Presented by: Yiqing Wang
View Abstract
Background: Irritable bowel syndrome (IBS) is a common functional gastrointestinal disorder, yet the role of diet and gut microbial communities in the pathophysiology of IBS is not fully understood. Thus, we investigated the interplay between dietary risk factors and specific taxonomic and functional groups in IBS subtypes.
Methods: We drew data from the Personalized Responses to Dietary Composition Trial (PREDICT) 1 study, a single-arm, single-blind intervention study of 969 UK adults aged 18-65 years using standardized meals to predict individual metabolic response to foods. Participants were classified into non-IBS and IBS subtypes (IBS-C, constipation; IBS-D, diarrhea; IBS-M, mixed) according to Rome III criteria. Habitual diet was assessed using a food frequency questionnaire and gut microbiome by metagenomic sequencing of stool samples.
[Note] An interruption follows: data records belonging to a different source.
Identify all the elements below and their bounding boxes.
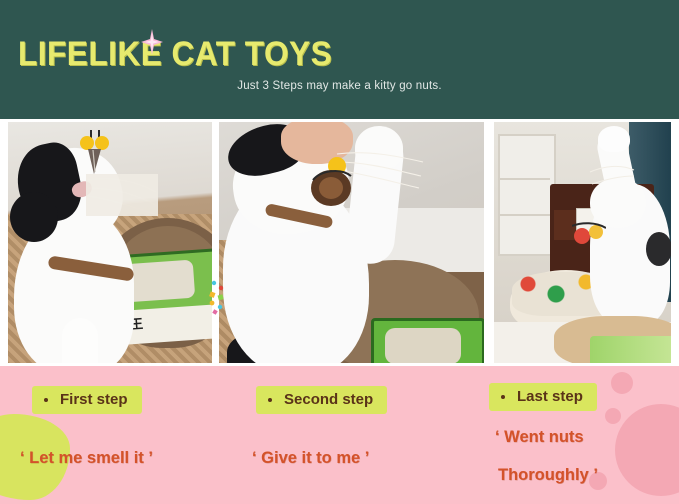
step-2-badge: Second step bbox=[256, 386, 387, 414]
page-title: LIFELIKE CAT TOYS bbox=[18, 35, 332, 74]
step-1-badge: First step bbox=[32, 386, 142, 414]
steps-section: First step ‘ Let me smell it ’ Second st… bbox=[0, 366, 679, 504]
step-photo-2 bbox=[219, 122, 484, 363]
photo-strip: 天王 bbox=[0, 119, 679, 366]
cat-toy-3 bbox=[572, 220, 606, 250]
cat-toy-2 bbox=[307, 156, 359, 212]
step-2-badge-label: Second step bbox=[284, 391, 373, 408]
step-1-quote: ‘ Let me smell it ’ bbox=[20, 449, 153, 468]
step-3-badge-label: Last step bbox=[517, 388, 583, 405]
step-1-badge-label: First step bbox=[60, 391, 128, 408]
step-3-badge: Last step bbox=[489, 383, 597, 411]
header-banner: LIFELIKE CAT TOYS Just 3 Steps may make … bbox=[0, 0, 679, 119]
step-1: First step ‘ Let me smell it ’ bbox=[0, 366, 235, 504]
infographic-page: LIFELIKE CAT TOYS Just 3 Steps may make … bbox=[0, 0, 679, 504]
step-2-quote: ‘ Give it to me ’ bbox=[252, 449, 369, 468]
bullet-dot-icon bbox=[268, 398, 272, 402]
step-photo-1: 天王 bbox=[8, 122, 212, 363]
cat-toy-1 bbox=[74, 130, 114, 174]
step-photo-3 bbox=[494, 122, 671, 363]
page-subtitle: Just 3 Steps may make a kitty go nuts. bbox=[0, 80, 679, 92]
step-3-quote-line-2: Thoroughly ’ bbox=[498, 466, 598, 485]
step-2: Second step ‘ Give it to me ’ bbox=[235, 366, 465, 504]
bullet-dot-icon bbox=[501, 395, 505, 399]
confetti-decoration bbox=[206, 279, 228, 317]
step-3-quote-line-1: ‘ Went nuts bbox=[495, 428, 584, 447]
bullet-dot-icon bbox=[44, 398, 48, 402]
step-3: Last step ‘ Went nuts Thoroughly ’ bbox=[465, 366, 679, 504]
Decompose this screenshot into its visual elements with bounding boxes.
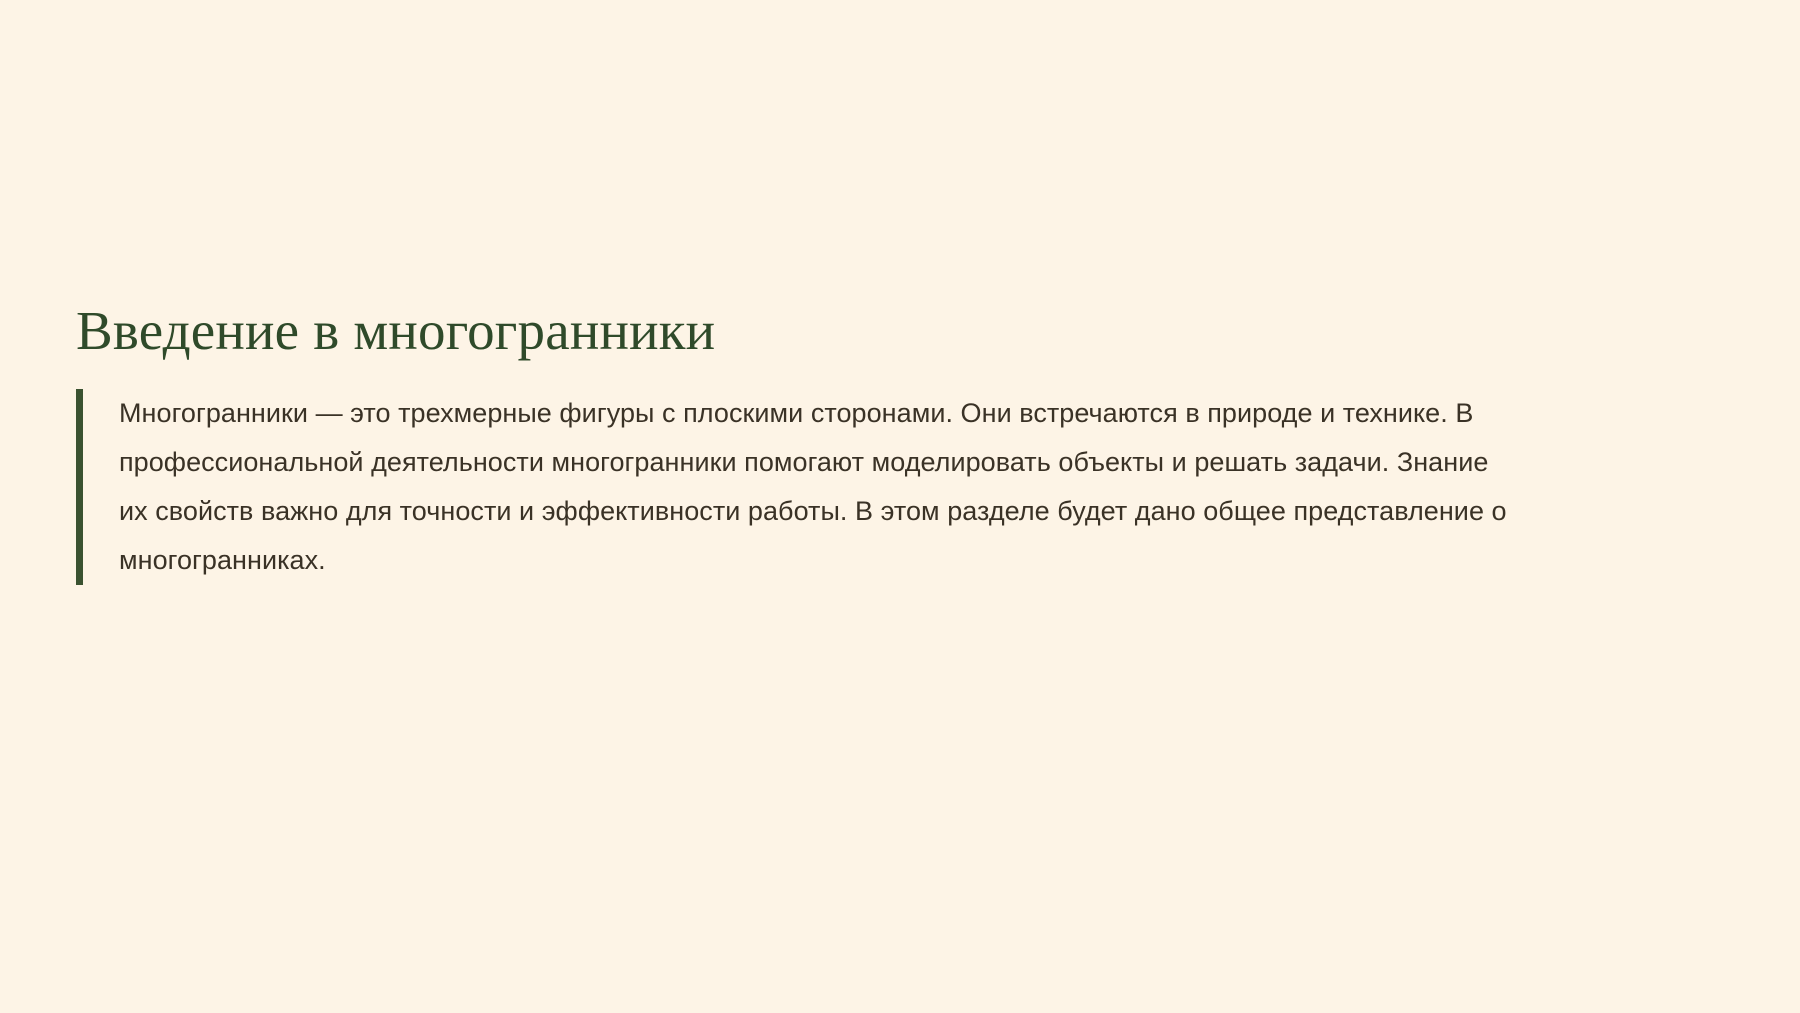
lead-paragraph: Многогранники — это трехмерные фигуры с …	[119, 389, 1524, 585]
slide-canvas: Введение в многогранники Многогранники —…	[0, 0, 1800, 1013]
slide-content: Введение в многогранники Многогранники —…	[76, 300, 1726, 585]
lead-callout-block: Многогранники — это трехмерные фигуры с …	[76, 389, 1726, 585]
page-title: Введение в многогранники	[76, 300, 1726, 362]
Results: Participants with IBS (172, 18%) were predominantly female, younger, and attained higher levels of education than those without IBS (Figure 1A). Participants with IBS-D (49, 5%) more frequently consumed healthy plant-based foods compared to other participants, as well as higher levels of animal-based foods but lower levels of lactose than those without IBS (Figure 1B). Gut microbiome composition differed slightly by IBS subtype, as reflected by nominally lower microbial diversity in IBS-D (Figure 2 A-B). Using linear regression adjusted for a wide range of host factors, we identified several taxa and functional pathways associated with specific IBS subtypes, including slight increases in typically pro-inflammatory taxa during IBS-C (e.g. Ruminococcus gnavus, Escherichia coli) and loss of typical gut strict anaerobes during IBS-D (e.g Faecalibacterium prausnitzii), explaining the overall lower diversity. Although limited by the available population size, these taxa showed intriguing evidence of interaction with dietary risk factors in association with IBS subtypes (Figure 2C). For example, while the predicted probability for IBS-D based on a multivariable-adjusted binomial model was lower at higher levels of Faecalibacterium prausnitzii when fiber intake was low, this association was reversed as fiber intake increased. Although outperformed by other host factors, as expected for the notoriously multifactorial etiology of IBS, gut microbial taxa and functional pathways were significant independent machine learning predictors for distinguishing participants with IBS-D from those with IBS-C or no IBS (Figure 2D).
Conclusions: We identified variations in gut microbial composition, function, and diet-microbiota interactions specific to IBS subtypes. Our findings may provide insights into microbiome-aware dietary interventions for IBS treatment. Further longitudinal studies are needed to confirm our results.